I beg your pardon!

To the Editor:

Like many concerned residents in Guilderland and especially those with children in the school district, I have been following the cyberbullying story, telling of how four Guilderland high school teens have been arrested.

The legal authorities have decided to deal with the students as youthful offenders, which apparently allows for closed-door negotiations and resolution.

Then, The Altamont Enterprise reported last week that the school board was shown a previously made video of a presentation by high school Principal Thomas Lutsic. The article goes on: “In the video, Lutsic faces the camera, with a backdrop of the Albany skyline behind him, and says Guilderland is the best school he has been at.” He then goes on to quote his grandmother on the importance of little things.
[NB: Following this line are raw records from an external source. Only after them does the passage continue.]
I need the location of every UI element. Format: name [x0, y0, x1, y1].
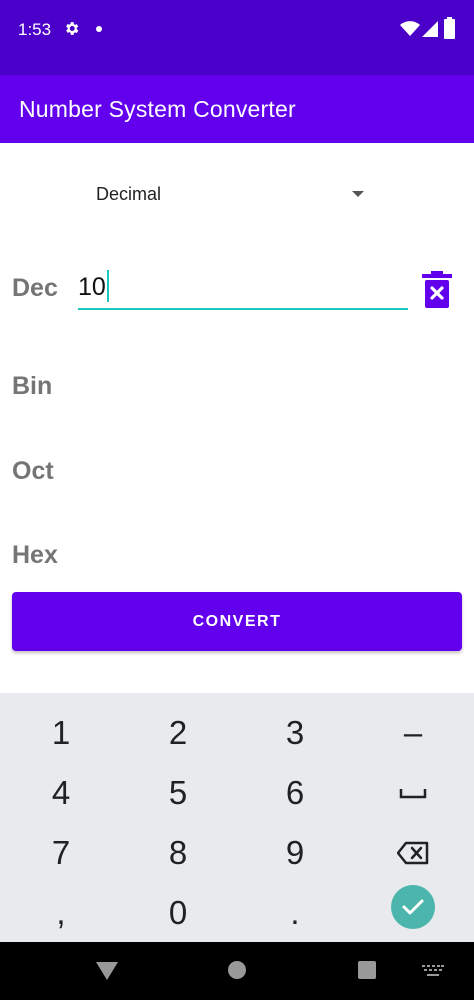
back-icon[interactable] [96, 962, 118, 985]
key-1[interactable]: 1 [21, 704, 101, 762]
oct-label: Oct [12, 457, 54, 485]
key-minus[interactable]: – [373, 704, 453, 762]
key-period[interactable]: . [255, 884, 335, 942]
key-comma[interactable]: , [21, 884, 101, 942]
text-cursor [107, 270, 109, 302]
navigation-bar [0, 942, 474, 1000]
decimal-input[interactable]: 10 [78, 266, 408, 310]
battery-icon [444, 17, 455, 44]
space-key[interactable] [373, 764, 453, 822]
dec-label: Dec [12, 274, 58, 302]
dropdown-arrow-icon [352, 191, 364, 197]
hex-label: Hex [12, 541, 58, 569]
clear-button[interactable] [422, 270, 452, 310]
key-3[interactable]: 3 [255, 704, 335, 762]
app-bar: Number System Converter [0, 75, 474, 143]
decimal-input-value: 10 [78, 273, 106, 301]
bin-label: Bin [12, 372, 53, 400]
key-5[interactable]: 5 [138, 764, 218, 822]
key-8[interactable]: 8 [138, 824, 218, 882]
backspace-key[interactable] [373, 824, 453, 882]
signal-icon [422, 21, 438, 42]
wifi-icon [400, 21, 420, 42]
key-0[interactable]: 0 [138, 884, 218, 942]
recent-apps-icon[interactable] [358, 961, 376, 979]
key-4[interactable]: 4 [21, 764, 101, 822]
dropdown-selected-value: Decimal [96, 184, 162, 204]
app-title: Number System Converter [19, 96, 296, 122]
key-9[interactable]: 9 [255, 824, 335, 882]
keyboard-switch-icon[interactable] [422, 964, 444, 982]
key-7[interactable]: 7 [21, 824, 101, 882]
key-6[interactable]: 6 [255, 764, 335, 822]
trash-clear-icon [422, 271, 452, 308]
space-icon [399, 789, 427, 799]
convert-button[interactable]: CONVERT [12, 592, 462, 651]
backspace-icon [397, 841, 429, 865]
number-system-dropdown[interactable]: Decimal [60, 168, 390, 220]
gear-icon [63, 20, 80, 42]
status-time: 1:53 [18, 20, 52, 39]
status-bar: 1:53 [0, 0, 474, 75]
checkmark-icon [402, 899, 424, 915]
key-2[interactable]: 2 [138, 704, 218, 762]
home-icon[interactable] [228, 961, 246, 979]
done-key[interactable] [391, 885, 435, 929]
notification-dot-icon [96, 26, 102, 32]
Superintendent Marie Wiles adds that the video was “a message the community needed.”

I beg your pardon!

After many years of the school district claiming that bullying will not be tolerated, the district is now delivering just the opposite message, namely, that students need not be concerned. Whatever their behavior, the authorities will ameliorate any significant consequences.

Gerard Houser
Guilderland

Editor’s note: The school district is pursuing discipline of the four students under its code of conduct; they have been suspended from school although the superintendent would not comment further on the disciplinary measures the district negotiated with the students’ lawyers after they waived their right to a superintendent’s hearing.

Separate from the school, the Guilderland Police arrested the four young men — two are 16 and two are 17 — for misdemeanors under the county’s cyberbullying law. The Guilderland town judge granted youthful offender status to the four, which is allowed under state law for a suspect who is at least 16 and less than 19.